軽量なろうリーダー

作品タイトル不明

シックスセンスを獲得した……気がする

月が変わり風の月1日目。アルベルト公爵家の執務室では、当主であるリリアがなにやらソワソワと落ち着かない様子で書類を処理していた。

リリアは紛れもない才女であり、書類仕事も並の文官より遥かに早く処理してしまう……が、今日の彼女は普段とは違い、心ここにあらずといった感じで、あまり書類が進んではいなかった。

「……お嬢様? 先程から、なにをソワソワとしていらっしゃるのですか?」

「体調が悪い……という訳ではなさそうですね」

リリア付きのメイドであるルナマリアと、偶々別件で部屋を訪れていたジークリンデは様子のおかしいリリアを心配するように声をかける。

リリアは以前快人と出かけたパーティーの一件から、多少様子がおかしかったが、それでも普段の仕事に差し障りはなかった……しかし今日は明らかに、動揺している感じがした。

二人の言葉を聞いたリリアは一端書類仕事を止め、大きく溜息を吐きながら心配いそうな表情で呟く。

「……今朝、カイトさんを見かけたんですが……なにやら、凄く疲れてるみたいに見えて……も、もしかしたら、どこか体調が悪いんじゃないでしょうか!?」

「「……」」

「お、思えばこの世界はカイトさんの居た世界と環境が違う訳ですし……知らず知らずの内に疲労を貯め込んでいたんじゃ……」

「「……はぁ」」

「……え?」

落ち着かない様子で話すリリアを見て、ルナマリアとジークリンデは大きく溜息を吐く。

そして呆れた表情を浮かべながら、ジークリンデがリリアに声をかける。

「そんなに心配なら、直接聞けばいいのでは?」

「うっ!? そ、それはその……」

「……あぁ、もしかしたらお嬢様が冷たい態度を取るから、ミヤマ様は落ち込んで体調を崩してしまっているのやもしれませんね。お可哀そうに」

「そ、そんな! 私は別に冷たい態度なんて……ただ、その……えっと……わ、私のせい……なんでしょうか?」

続けてルナマリアが告げた言葉を聞き、リリアは慌てた様子で否定しようとするが……否定しきれなかったのか、だんだんと声が小さくなり、最後には不安そうな表情を浮かべる。

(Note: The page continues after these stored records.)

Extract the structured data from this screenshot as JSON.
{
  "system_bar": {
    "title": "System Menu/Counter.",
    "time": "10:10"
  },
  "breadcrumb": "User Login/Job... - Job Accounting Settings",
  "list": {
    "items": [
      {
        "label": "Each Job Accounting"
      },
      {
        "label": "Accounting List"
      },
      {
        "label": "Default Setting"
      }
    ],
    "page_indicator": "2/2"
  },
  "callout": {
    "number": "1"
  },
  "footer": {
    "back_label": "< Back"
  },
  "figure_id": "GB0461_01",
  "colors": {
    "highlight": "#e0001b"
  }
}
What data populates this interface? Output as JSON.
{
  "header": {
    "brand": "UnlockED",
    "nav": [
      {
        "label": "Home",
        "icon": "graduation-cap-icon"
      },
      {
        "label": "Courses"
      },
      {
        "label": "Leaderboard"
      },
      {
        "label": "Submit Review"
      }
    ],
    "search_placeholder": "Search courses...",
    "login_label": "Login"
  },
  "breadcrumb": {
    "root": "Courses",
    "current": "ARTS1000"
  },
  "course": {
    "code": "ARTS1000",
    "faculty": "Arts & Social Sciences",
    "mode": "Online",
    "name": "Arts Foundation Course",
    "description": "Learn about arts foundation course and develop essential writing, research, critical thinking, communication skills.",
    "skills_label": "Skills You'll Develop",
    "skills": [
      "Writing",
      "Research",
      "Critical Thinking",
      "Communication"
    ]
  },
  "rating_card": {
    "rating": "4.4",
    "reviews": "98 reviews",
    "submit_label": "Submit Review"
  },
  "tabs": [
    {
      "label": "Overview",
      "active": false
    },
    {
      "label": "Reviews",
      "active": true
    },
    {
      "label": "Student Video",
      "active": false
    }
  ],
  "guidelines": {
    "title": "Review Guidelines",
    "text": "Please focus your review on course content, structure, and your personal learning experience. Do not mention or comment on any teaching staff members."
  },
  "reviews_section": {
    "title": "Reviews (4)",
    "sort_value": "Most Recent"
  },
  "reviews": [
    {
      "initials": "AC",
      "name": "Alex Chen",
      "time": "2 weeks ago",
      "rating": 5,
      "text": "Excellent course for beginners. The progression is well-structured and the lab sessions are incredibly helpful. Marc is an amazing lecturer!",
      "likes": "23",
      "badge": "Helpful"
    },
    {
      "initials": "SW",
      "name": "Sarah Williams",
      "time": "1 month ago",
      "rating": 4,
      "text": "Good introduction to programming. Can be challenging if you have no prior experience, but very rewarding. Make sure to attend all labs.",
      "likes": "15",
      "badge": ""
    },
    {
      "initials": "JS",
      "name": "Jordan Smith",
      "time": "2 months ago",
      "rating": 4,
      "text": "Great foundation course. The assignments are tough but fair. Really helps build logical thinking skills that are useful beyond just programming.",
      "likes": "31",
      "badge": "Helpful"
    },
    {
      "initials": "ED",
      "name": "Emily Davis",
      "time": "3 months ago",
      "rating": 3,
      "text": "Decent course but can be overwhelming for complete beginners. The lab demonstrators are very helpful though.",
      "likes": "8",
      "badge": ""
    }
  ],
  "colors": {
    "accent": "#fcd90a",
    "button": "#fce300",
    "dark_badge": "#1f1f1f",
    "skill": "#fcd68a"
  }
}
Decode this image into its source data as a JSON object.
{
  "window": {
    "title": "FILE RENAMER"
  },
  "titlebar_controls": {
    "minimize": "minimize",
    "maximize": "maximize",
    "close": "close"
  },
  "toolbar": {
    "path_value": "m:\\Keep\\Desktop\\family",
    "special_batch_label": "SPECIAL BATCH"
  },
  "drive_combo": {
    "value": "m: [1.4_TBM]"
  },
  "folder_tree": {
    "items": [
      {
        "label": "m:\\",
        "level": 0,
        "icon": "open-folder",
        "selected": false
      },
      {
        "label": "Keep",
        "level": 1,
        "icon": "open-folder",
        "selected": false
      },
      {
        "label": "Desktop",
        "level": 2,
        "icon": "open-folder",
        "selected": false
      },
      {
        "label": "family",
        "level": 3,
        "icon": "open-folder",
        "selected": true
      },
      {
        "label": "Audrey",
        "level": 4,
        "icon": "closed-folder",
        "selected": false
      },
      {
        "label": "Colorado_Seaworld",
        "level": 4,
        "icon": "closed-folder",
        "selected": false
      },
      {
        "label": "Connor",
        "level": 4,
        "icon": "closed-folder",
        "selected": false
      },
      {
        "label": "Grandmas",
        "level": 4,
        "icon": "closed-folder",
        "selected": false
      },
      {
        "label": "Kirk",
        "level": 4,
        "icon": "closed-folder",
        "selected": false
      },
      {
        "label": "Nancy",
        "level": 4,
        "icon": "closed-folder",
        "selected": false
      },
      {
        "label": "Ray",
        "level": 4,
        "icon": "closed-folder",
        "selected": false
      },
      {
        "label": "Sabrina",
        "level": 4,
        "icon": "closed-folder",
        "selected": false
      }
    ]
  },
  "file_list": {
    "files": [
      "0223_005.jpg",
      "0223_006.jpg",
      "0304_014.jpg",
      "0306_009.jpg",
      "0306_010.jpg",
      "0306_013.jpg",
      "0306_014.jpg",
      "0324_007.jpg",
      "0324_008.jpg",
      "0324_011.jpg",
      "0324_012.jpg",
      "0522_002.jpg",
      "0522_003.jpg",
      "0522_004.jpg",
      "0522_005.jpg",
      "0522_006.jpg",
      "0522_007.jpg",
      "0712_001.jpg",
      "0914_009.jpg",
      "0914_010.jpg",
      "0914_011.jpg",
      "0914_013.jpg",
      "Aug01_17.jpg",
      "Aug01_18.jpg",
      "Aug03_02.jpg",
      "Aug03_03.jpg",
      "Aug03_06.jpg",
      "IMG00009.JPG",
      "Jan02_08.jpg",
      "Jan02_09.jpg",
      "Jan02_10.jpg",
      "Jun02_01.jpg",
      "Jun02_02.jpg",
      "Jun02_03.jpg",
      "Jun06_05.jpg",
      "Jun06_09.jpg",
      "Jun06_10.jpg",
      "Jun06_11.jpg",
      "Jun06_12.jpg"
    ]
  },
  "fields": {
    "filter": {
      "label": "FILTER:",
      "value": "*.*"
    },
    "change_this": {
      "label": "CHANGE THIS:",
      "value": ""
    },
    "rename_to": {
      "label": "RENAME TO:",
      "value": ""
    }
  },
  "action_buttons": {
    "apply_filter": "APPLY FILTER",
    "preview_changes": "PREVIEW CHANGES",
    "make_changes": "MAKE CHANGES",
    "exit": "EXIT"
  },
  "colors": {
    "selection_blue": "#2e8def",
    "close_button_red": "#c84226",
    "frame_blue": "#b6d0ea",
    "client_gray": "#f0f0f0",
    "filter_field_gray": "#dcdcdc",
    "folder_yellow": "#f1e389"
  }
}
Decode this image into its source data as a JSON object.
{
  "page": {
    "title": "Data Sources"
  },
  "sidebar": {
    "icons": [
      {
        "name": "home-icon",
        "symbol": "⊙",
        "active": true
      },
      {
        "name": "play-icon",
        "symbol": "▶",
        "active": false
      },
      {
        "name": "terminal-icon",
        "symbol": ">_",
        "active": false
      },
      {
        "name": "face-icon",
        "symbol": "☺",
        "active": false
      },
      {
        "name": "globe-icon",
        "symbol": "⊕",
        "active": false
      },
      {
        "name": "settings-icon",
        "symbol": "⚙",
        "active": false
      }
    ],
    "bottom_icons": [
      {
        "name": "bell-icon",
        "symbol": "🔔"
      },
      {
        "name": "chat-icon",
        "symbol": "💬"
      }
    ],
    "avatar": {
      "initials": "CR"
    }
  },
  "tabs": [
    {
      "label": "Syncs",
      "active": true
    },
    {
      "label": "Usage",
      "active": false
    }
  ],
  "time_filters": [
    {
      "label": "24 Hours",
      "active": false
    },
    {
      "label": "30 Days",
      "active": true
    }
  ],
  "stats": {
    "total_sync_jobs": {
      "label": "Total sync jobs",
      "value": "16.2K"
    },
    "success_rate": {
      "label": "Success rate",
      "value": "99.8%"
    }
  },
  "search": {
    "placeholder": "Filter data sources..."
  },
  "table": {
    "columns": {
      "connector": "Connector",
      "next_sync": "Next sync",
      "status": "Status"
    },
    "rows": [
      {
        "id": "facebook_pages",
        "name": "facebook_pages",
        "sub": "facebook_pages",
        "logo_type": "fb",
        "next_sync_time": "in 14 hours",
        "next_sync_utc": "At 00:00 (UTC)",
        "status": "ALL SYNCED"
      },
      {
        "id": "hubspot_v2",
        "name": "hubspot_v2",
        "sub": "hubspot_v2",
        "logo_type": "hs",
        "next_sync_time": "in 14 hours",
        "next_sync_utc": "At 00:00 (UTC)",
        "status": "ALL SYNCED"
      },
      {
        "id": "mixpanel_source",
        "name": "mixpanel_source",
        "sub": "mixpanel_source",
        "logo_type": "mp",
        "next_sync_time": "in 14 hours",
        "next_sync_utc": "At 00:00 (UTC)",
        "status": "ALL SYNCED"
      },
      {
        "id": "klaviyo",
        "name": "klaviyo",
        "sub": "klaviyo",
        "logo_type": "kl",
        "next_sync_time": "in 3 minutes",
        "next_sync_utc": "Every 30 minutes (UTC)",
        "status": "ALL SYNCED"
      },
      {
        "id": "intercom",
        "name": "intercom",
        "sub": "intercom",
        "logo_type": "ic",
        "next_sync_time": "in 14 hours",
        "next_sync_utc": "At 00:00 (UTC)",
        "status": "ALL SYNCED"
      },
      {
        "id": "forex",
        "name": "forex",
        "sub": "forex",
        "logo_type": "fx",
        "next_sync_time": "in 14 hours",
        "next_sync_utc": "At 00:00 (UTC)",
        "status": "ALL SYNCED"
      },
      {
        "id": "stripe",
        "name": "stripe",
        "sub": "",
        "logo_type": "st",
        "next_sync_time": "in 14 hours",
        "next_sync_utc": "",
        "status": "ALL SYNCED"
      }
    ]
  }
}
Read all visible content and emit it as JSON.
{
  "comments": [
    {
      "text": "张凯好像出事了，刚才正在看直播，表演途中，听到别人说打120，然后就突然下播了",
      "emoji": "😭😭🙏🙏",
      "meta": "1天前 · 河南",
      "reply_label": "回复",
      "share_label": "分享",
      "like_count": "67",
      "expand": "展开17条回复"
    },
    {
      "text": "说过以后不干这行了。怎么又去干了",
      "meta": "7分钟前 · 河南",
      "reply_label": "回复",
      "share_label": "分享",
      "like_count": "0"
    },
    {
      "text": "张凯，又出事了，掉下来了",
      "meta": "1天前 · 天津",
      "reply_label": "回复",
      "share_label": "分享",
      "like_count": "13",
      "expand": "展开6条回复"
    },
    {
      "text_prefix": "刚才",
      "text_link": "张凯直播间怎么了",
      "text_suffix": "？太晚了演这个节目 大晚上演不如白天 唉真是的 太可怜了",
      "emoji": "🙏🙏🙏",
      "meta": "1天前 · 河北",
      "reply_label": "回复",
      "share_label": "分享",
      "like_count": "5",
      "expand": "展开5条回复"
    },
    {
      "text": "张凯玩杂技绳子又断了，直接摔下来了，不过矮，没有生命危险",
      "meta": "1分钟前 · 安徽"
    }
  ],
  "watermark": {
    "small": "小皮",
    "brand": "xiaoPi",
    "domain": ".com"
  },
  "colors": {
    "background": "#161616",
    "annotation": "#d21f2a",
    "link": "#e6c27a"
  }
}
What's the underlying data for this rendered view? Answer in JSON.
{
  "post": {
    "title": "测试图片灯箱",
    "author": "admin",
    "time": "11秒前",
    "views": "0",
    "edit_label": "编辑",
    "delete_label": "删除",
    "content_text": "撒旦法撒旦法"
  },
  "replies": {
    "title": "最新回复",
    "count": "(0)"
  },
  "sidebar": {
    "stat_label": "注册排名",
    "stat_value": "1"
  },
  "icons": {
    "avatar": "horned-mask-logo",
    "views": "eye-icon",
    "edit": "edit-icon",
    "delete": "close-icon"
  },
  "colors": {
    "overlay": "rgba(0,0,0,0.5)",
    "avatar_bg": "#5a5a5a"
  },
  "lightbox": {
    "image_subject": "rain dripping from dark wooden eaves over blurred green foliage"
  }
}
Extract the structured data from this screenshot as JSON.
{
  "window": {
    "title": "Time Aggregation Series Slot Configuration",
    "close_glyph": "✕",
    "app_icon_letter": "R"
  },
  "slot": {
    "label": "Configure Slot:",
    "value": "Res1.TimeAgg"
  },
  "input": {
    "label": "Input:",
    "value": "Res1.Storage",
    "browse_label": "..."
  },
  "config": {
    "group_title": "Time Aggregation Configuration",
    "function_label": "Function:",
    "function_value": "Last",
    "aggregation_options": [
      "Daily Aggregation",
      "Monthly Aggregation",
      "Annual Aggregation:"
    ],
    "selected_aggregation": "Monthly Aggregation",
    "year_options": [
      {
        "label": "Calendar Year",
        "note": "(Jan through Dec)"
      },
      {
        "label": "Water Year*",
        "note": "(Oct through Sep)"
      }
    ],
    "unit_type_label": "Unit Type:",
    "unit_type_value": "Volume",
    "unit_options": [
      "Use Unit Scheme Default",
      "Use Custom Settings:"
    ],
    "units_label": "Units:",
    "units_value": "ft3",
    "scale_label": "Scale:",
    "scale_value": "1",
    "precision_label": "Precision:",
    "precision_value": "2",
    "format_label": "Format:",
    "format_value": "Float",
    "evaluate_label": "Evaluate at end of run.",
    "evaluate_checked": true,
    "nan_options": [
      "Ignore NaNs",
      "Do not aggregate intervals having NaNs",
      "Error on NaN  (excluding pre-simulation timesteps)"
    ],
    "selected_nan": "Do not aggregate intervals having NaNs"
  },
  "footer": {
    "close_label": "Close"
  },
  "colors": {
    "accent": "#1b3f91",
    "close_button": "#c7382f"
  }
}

「リリのせいかどうかまでは知りませんが……最近カイトさんを避けているのは事実ですよね?」

「ち、違うんです……あ、あれば、別に……さ、避けてるとかじゃ……」

「全く、キスの一つや二つ、いつまで引きずってるのやら……気まずいのは分かりますが、そんなの適当に取り繕ってしまえば良いでしょうに……」

「そ、それはその通りなんですが……って、ルナ!? なんでそれを!?」

淡々と告げる二人の言葉を聞き、リリアはバツが悪そうに小さくなっていたが……キスをした事をルナマリアの口から聞いて真っ赤な顔に変わる。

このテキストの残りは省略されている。